A race riot occurred in Omaha, Nebraska on September 28, 1919. Three weeks before the riot started, federal investigators had noted that there had been a clash between white and black workers in the local stockyards. It then resulted in the lynching of a black worker, Will Brown; the death of two white men; as well as the attempted hanging of Mayor, Ed Smith; and a public riot thousands of whites who set fire to the Douglas County Courthouse in downtown Omaha. It was then followed by more than 20 race riots in major cities around United States during the Red Summer of 1919.

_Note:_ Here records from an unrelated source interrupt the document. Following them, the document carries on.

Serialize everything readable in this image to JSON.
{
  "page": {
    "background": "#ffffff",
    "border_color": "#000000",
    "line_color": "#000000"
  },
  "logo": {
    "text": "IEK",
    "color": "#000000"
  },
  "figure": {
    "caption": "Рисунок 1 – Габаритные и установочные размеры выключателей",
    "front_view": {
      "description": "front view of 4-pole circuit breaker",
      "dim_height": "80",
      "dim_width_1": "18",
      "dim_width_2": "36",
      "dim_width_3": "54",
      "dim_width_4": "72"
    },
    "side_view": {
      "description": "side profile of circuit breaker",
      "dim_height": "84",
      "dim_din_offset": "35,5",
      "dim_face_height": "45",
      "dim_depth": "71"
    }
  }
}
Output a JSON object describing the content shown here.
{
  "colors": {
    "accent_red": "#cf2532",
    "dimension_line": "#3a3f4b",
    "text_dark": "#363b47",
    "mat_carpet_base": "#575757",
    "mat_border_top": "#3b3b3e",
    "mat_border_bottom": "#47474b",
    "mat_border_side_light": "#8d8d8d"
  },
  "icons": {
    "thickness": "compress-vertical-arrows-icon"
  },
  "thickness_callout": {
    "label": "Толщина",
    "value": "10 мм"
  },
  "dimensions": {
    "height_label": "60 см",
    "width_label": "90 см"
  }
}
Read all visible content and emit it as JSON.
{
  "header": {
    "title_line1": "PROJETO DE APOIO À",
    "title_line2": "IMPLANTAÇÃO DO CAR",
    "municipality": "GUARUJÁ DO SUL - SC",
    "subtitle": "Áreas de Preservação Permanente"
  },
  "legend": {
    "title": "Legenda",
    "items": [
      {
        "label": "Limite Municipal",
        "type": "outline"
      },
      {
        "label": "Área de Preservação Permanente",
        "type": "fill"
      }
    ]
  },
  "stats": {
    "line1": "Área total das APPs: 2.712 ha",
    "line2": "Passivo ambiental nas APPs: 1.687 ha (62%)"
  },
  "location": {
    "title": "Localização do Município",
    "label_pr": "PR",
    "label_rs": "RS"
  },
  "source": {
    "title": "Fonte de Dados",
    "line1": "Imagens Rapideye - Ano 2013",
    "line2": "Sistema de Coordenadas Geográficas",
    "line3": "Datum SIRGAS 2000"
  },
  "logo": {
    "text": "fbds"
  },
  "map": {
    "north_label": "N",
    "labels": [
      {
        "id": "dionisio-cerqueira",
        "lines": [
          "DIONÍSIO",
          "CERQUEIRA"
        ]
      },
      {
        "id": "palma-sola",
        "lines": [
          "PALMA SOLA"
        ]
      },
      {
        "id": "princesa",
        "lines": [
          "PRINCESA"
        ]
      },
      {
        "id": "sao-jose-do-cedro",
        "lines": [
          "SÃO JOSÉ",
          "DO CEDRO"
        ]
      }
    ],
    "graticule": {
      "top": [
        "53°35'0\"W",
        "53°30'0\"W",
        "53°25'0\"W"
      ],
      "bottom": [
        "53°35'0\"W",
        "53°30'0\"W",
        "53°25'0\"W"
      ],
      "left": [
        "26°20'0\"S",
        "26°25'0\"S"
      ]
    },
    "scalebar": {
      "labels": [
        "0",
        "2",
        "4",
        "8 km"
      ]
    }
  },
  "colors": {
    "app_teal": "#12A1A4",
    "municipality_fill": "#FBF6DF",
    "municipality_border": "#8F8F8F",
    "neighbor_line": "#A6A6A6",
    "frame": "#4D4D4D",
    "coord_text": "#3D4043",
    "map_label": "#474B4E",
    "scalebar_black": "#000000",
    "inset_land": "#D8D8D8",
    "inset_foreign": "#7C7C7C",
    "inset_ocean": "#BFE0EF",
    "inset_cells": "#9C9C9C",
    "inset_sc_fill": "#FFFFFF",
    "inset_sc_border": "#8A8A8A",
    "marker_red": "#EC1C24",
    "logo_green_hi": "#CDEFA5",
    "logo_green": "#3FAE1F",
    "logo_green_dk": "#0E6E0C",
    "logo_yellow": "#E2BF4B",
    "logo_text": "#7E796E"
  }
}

The Omaha Riot was severely condemned throughout the country. The arrest and prosecution of the riot mob leaders was widely called for in the media. Police and army authorities arrested many of the participants on charges that ranged from murder to arson and held them for trial. The Army presence in Omaha was the largest in response to any of the race riots. By early October, the emergency had passed and the Army presence was reduced by middle of October.

The district court ordered a grand jury to convene to further investigate the riots, and a grand jury was impaneled for this. After a 6 week session, the grand jury produced a report that criticized the Smith government administration for its ineffective leadership as well as the incompetence of the police. Witnesses from the army testified that they believed a more prompt police action could have controlled the riot. 120 indictments were handed down for involvement in the riots.

Of the 120 persons that were initially indicted for there involvement in the riot, most were never successfully prosecuted, and they all were eventually released after not serving any term of imprisonment.